Electronic Thesis and Dissertation Repository


Doctor of Philosophy




Natalie Allen


Transactive memory is the knowledge of what others in a group know and the exchange of that knowledge. In groups with effective transactive memory systems, members know “who knows what”, send knowledge to the appropriate individuals, and develop strategies for retrieving that information (Mohammed & Dumville, 2001; Wegner, 1995). Transactive memory studies tend to focus on the group as a whole, but useful information might be gathered by investigating transactive memory in dyads within groups. The purpose of this research was to use the social relations model (Kenny & LaVoie, 1984) as the basis for operationalizing transactive memory and to examine this new operationalization of transactive memory as it related to group performance. In social relations model terms, an effective transactive memory system was operationalized as consensus about expertise and knowledge seeking. Data were collected from two samples of student engineering project groups (n = 55 groups and n = 77 groups) and a sample of organizational engineering project groups (n = 7 groups). Groups whose members had spent significant time working together were hypothesized to have effective transactive memory systems and to exhibit significant consensus.
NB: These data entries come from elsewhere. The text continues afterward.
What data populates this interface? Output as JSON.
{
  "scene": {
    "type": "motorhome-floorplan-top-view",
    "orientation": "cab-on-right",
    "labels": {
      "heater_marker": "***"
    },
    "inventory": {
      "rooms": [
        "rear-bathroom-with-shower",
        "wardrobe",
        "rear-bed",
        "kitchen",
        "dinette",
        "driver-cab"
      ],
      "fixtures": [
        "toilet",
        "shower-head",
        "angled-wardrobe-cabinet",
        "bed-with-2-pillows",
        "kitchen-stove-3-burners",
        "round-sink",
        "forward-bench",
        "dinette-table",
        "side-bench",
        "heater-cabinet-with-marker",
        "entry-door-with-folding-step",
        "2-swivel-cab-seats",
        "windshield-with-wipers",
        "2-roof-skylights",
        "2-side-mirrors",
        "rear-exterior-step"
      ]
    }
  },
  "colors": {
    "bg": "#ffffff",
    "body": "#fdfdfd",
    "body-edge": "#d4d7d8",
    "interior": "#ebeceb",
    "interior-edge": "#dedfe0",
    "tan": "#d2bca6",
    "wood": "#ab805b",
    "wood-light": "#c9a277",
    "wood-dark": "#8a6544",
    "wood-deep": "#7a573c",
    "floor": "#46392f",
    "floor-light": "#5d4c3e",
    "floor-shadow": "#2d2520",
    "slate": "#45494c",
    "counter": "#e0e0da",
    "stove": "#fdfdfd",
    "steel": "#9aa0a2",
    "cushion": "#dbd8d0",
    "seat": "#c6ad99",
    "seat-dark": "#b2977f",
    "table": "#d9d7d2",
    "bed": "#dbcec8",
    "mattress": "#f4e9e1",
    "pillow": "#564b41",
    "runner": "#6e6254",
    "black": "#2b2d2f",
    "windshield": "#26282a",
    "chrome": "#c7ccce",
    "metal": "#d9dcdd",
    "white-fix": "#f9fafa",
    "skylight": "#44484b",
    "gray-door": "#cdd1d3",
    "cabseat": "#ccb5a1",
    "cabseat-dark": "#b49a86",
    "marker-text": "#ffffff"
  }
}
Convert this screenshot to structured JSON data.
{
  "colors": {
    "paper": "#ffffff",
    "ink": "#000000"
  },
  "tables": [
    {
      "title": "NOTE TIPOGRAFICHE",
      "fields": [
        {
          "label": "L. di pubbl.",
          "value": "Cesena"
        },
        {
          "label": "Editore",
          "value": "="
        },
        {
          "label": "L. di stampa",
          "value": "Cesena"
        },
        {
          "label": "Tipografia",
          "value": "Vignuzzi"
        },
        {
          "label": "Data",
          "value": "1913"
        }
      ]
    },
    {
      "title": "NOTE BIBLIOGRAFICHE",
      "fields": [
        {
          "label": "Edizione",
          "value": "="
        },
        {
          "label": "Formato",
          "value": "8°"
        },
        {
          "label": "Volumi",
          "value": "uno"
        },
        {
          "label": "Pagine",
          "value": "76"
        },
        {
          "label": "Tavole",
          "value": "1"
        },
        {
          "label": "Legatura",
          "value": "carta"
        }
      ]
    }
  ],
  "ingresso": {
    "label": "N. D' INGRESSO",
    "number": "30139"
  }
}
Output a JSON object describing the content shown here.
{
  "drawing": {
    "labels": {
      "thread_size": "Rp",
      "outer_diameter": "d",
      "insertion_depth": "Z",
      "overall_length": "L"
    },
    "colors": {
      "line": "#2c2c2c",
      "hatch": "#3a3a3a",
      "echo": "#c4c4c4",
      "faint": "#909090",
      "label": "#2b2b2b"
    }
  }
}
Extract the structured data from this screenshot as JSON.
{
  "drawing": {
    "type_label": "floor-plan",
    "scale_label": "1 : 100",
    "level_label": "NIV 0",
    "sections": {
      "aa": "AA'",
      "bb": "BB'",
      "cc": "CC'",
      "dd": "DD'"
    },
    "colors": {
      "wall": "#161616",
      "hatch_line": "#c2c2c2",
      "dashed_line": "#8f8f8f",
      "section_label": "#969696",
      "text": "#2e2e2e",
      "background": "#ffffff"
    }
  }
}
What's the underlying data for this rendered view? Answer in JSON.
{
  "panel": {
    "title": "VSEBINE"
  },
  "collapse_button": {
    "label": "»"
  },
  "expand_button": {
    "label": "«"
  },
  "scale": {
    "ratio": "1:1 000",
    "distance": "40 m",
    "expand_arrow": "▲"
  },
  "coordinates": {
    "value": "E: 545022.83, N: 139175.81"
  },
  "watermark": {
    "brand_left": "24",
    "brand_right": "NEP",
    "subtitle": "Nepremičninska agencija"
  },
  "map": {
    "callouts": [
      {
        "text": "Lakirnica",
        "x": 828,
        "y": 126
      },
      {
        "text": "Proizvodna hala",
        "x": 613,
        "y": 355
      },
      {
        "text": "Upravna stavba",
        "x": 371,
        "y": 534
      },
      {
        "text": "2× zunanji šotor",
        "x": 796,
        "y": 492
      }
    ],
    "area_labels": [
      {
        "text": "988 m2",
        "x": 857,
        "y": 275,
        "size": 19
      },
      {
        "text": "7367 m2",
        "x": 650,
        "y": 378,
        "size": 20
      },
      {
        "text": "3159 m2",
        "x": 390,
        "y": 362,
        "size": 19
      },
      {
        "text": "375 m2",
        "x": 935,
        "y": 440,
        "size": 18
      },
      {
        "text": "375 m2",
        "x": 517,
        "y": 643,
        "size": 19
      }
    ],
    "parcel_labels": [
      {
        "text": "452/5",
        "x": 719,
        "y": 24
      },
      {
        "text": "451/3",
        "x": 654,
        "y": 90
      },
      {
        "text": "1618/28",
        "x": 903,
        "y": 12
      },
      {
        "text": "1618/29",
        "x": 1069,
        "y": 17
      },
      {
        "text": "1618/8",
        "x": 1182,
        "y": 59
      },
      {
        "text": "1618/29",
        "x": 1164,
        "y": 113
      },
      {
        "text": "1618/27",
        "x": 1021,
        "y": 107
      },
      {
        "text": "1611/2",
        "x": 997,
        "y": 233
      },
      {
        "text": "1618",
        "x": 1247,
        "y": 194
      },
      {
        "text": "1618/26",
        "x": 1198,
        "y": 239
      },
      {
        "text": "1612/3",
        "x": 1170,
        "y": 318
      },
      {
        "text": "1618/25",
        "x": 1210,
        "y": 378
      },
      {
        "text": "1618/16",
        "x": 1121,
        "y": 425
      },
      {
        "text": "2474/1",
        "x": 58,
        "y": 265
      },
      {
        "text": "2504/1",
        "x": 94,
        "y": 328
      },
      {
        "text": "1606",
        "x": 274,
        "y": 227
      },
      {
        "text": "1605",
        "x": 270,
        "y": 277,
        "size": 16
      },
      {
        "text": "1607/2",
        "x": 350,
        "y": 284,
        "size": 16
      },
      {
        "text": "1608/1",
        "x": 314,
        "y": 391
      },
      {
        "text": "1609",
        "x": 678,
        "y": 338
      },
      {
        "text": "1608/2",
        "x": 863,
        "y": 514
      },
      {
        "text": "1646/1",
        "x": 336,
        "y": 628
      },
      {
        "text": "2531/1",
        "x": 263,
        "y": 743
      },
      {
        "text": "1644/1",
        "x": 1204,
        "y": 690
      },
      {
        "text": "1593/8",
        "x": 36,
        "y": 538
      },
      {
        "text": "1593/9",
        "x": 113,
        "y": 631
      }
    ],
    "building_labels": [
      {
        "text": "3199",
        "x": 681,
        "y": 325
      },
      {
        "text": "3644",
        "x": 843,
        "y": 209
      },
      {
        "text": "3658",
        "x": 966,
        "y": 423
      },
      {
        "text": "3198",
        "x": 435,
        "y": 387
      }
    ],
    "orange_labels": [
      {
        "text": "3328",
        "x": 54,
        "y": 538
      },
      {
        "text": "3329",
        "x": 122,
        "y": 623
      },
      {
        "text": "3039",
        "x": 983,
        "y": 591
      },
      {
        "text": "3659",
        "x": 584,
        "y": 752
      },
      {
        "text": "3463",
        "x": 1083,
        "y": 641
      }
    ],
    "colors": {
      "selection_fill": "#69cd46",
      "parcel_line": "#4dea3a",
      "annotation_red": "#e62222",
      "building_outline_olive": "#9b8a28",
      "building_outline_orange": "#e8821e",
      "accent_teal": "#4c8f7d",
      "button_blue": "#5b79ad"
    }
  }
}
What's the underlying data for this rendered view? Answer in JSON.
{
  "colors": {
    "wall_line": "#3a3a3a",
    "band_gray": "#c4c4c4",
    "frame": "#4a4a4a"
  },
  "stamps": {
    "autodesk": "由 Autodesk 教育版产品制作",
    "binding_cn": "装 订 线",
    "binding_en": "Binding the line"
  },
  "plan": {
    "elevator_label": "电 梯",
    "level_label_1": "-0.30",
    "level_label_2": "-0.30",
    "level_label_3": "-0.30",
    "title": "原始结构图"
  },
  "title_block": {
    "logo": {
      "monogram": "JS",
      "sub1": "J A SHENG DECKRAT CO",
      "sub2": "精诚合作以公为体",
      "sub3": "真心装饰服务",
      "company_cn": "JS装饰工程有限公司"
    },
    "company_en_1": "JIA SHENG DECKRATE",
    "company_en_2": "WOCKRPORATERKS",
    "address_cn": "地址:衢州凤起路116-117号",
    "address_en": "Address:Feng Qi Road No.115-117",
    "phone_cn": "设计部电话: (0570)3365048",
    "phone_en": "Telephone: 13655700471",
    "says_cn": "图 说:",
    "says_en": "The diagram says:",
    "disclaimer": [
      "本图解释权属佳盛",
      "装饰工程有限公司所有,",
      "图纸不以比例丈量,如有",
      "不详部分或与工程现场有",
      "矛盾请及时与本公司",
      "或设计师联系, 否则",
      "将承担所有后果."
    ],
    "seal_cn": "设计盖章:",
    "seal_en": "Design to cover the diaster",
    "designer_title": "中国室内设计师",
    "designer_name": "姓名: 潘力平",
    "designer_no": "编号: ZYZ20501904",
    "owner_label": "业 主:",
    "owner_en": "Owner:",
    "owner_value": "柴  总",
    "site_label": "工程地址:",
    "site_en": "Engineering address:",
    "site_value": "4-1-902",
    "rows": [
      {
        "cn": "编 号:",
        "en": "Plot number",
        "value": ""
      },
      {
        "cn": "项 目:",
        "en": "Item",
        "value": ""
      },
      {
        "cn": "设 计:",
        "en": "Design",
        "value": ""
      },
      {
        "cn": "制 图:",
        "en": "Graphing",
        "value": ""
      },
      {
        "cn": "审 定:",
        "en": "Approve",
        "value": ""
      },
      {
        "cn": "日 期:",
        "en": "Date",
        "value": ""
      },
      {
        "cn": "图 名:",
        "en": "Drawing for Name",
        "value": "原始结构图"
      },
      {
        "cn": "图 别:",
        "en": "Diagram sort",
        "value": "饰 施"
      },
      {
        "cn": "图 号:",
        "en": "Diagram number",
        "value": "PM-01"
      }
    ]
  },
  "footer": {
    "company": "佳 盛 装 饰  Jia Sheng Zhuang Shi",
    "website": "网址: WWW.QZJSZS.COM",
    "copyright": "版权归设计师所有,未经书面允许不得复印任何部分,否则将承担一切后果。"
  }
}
Groups whose members had spent relatively less time with one another were hypothesized to have poorer transactive memory systems and to make use of unique relations in the group and assimilation as the basis for identifying expertise. The hypotheses were partially supported. In groups whose members spent relatively more time together, there was some agreement about who was expert and from whom to seek knowledge; however, knowledge exchange tended to be mostly based on seeking knowledge from no one or everyone in the group. In addition, group members made use of their unique dyadic relationships with particular others when identifying expertise and seeking knowledge. In fact, members of groups that performed better were likely to exchange knowledge based on their unique dyadic relationships with others. This study advances earlier research on transactive memory by suggesting that dyadic relations within groups are important to fully understanding transactive memory and its relationship with performance.